Proponents are anxious to get a new law passed, especially in the wake of Michigan becoming the first Midwest state to legalize recreational marijuana. Many believe that the revenue generated from marijuana will assist Illinois in its fiscal issues.

However, despite governor-elect Pritzker’s endorsement of recreational marijuana, he has not been as vocal on his plans to expand medical marijuana access.

Opponents of recreational marijuana do not want to increase access to those without genuine health concerns. Some opponents do not want to even expand medical access beyond the forty categories because they do not want just anyone coming forward claiming pain.

What Will Employers Do?

With the possibility of recreational marijuana being legalized, employers face a new question that was unthinkable not too long ago: how do we deal with employees that are smoking marijuana? Some employers will likely ban marijuana usage by their employees and cite the federal preemption. Nonetheless employers must be careful. Illinois law prevents employers from discriminating against employees for use of legal products outside the workplace. But, this brings up the concern that employers still have a right to drug-free workplace policies under the Drug-Free Workplace Act. Employees will likely have to struggle with how to deal with these two ideas coexisting. While employers will likely want to maintain the status quo surrounding a drug-free workplace, employees may want to use the new law to their advantage.

Even states like Colorado, which has allowed marijuana usage since 2012, acknowledge employers’ rights under federal law. The Colorado Supreme Court held in Coats v. Dish Network that a quadriplegic man who utilized medical marijuana was legally fired by Dish Network after he tested positive on a drug test. The court held that the company had a right to fire Coats since medical marijuana is still illegal under federal law. Other states (including Montana and California) have held for the employer as well.

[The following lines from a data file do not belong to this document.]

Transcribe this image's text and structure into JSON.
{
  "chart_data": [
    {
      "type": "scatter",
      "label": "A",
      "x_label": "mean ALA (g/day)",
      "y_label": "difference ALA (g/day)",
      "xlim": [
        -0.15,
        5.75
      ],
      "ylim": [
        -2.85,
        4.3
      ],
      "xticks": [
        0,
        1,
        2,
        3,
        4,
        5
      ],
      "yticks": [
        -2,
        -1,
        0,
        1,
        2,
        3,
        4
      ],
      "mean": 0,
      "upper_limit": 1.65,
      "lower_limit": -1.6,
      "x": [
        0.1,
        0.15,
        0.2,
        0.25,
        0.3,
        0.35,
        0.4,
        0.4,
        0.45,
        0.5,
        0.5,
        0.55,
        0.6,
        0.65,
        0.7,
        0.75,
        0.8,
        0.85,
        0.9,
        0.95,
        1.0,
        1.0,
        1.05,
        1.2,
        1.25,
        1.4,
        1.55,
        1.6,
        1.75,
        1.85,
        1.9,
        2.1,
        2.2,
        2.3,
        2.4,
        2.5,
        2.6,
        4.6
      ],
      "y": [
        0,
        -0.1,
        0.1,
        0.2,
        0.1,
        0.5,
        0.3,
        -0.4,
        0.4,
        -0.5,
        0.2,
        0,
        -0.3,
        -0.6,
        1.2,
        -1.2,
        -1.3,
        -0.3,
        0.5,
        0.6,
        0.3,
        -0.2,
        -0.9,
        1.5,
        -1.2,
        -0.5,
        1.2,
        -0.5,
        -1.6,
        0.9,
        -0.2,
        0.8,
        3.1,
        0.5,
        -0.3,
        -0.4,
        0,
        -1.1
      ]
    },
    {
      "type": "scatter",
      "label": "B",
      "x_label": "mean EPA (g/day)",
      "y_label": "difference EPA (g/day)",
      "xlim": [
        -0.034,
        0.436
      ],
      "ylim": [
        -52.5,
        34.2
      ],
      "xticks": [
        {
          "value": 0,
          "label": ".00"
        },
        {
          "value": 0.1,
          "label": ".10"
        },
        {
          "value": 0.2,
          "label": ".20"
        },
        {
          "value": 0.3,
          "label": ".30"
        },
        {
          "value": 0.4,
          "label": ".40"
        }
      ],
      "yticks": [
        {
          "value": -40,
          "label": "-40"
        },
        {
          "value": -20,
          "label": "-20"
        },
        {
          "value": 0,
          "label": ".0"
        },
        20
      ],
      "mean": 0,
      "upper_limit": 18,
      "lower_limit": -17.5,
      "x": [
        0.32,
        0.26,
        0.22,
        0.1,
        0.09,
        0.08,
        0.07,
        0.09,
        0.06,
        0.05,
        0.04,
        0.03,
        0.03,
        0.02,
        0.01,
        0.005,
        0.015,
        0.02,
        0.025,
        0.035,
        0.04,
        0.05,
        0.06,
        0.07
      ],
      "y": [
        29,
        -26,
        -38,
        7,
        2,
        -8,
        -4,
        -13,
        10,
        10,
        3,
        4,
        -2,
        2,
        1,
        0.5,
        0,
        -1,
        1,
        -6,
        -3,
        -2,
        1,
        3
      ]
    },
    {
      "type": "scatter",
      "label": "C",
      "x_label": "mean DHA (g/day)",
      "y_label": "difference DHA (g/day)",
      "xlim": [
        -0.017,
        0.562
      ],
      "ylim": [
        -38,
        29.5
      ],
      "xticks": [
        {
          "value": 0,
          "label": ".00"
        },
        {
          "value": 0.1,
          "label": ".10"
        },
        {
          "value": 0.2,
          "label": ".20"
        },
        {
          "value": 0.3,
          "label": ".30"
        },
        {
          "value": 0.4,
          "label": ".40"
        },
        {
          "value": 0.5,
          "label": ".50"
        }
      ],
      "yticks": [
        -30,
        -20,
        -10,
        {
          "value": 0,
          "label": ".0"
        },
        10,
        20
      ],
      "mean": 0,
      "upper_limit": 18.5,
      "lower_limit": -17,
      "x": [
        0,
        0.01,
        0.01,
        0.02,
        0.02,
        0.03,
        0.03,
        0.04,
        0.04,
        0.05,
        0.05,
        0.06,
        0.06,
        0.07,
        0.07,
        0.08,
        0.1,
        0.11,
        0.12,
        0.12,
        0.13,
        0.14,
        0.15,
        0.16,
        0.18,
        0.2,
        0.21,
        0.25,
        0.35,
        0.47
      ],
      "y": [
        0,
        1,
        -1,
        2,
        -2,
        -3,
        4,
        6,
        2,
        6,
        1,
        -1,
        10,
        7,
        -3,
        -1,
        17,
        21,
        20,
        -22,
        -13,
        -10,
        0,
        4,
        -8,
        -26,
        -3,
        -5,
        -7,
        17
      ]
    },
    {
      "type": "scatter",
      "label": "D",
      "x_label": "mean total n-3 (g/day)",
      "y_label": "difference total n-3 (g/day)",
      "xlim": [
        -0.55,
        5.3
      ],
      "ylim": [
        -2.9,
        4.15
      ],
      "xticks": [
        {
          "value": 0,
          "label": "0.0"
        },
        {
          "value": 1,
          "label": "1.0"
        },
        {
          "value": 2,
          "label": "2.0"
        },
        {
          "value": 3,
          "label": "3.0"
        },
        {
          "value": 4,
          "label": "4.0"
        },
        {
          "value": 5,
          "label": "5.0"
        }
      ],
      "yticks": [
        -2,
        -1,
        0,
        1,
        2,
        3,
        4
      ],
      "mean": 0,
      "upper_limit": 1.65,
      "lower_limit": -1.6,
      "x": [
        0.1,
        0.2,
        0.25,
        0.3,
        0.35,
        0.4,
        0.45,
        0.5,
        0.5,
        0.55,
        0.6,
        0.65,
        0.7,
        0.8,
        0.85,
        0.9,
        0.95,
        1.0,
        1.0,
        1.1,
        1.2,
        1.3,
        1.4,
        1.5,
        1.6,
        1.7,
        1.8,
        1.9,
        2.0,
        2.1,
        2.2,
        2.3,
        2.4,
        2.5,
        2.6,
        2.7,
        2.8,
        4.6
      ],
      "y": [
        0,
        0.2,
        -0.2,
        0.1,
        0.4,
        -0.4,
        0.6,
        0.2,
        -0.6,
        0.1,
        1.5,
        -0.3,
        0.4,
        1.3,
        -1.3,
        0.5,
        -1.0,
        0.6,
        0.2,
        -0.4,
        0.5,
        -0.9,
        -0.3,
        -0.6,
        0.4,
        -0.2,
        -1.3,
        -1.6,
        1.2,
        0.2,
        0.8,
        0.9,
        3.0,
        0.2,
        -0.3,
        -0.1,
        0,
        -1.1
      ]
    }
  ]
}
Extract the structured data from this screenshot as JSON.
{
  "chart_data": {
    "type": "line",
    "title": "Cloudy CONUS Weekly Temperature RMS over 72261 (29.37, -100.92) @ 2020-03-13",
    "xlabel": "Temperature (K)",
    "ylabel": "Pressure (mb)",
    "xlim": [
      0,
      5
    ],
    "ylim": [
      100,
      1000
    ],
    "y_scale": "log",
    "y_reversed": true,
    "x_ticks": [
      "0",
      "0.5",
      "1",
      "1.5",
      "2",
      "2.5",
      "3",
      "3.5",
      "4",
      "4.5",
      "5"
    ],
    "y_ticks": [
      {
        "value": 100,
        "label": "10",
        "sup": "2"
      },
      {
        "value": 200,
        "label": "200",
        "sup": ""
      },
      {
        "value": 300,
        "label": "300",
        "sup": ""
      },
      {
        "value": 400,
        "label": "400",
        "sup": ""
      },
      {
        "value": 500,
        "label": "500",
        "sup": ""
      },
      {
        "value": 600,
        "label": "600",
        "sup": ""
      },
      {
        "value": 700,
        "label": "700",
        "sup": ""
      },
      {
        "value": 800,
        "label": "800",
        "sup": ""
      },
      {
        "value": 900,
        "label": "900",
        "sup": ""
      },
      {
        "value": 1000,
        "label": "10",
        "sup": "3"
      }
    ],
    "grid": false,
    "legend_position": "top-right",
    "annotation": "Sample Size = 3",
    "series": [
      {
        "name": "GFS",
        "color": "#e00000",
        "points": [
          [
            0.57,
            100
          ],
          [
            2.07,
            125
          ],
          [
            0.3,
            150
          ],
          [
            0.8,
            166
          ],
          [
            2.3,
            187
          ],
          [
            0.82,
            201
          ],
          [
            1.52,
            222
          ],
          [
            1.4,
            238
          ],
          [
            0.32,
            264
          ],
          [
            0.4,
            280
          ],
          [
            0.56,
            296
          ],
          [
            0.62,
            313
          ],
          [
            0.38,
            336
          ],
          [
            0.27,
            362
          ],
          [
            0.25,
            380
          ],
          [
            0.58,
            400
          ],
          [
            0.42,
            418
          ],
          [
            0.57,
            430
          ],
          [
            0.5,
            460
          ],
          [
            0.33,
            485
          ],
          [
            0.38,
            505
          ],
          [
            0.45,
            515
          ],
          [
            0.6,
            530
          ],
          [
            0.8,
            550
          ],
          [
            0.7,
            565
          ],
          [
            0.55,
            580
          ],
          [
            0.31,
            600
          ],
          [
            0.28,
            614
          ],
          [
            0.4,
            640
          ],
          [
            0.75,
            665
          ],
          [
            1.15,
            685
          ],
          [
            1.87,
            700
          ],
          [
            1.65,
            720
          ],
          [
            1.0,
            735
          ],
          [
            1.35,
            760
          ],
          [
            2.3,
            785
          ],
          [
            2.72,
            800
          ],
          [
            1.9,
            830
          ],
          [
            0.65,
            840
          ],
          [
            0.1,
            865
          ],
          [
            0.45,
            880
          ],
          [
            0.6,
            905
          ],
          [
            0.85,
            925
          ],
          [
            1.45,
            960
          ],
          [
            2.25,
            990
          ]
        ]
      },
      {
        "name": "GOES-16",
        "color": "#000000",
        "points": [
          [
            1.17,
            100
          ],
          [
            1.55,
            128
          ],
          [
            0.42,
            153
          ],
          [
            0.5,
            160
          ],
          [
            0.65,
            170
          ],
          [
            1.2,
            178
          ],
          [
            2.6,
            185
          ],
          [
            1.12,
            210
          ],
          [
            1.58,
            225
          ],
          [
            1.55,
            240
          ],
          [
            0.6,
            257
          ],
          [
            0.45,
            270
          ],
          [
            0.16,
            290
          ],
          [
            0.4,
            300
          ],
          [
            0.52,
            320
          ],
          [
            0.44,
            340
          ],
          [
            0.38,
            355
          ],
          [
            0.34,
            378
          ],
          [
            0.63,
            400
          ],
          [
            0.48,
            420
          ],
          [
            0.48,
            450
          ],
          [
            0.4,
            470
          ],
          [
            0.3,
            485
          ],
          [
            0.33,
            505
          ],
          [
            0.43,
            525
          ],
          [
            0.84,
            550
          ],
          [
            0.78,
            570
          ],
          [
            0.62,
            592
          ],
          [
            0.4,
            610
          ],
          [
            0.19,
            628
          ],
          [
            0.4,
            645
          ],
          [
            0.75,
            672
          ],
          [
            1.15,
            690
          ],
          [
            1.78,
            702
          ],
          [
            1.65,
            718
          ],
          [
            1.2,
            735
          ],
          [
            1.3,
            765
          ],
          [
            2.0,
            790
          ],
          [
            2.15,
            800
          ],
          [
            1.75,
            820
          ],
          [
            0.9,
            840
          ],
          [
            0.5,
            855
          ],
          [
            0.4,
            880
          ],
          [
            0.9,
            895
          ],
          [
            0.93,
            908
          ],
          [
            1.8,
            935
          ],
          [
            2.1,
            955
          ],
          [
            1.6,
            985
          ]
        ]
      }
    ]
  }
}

While the courts are currently ruling on the employers’ side, it will likely not be long before more employees come forward and argue for their ability to use marijuana and continue their employment. It will become more difficult for employers to continue as they were, as more employees argue for their rights under state law.

Why the Big Debate?  

While the debate continues, the concern still lingers how to handle marijuana when it is still illegal under federal law. Currently, the federal government regulates drugs (including marijuana) through the Controlled Substances Act (“CSA”). The Supreme Court ruled in Gonzales v. Raich (2005) that the federal government has the constitutional authority to prohibit marijuana for all purposes. Thus, federal law enforcement officials may prosecute medical marijuana patients. They may do so even if the patient grows their own marijuana and even if they reside in a state where medical marijuana use is protected under state law. The Court indicated that Congress and the Food and Drug Administration (“FDA”) should work to resolve this issue.

But, most major federal agencies, except the Drug Enforcement Administration (“DEA”), appear to ignore enforcement of the CSA and allow state marijuana laws to continue. This is most likely because state officers cannot be obligated to enforce federal law. Currently, the federal statute does not require that individual state laws implement comparable marijuana prohibitions, and it is unlikely that this could change. In the future, complying with both state and federal laws will continue to be impossible, and, eventually, one side will have to concede.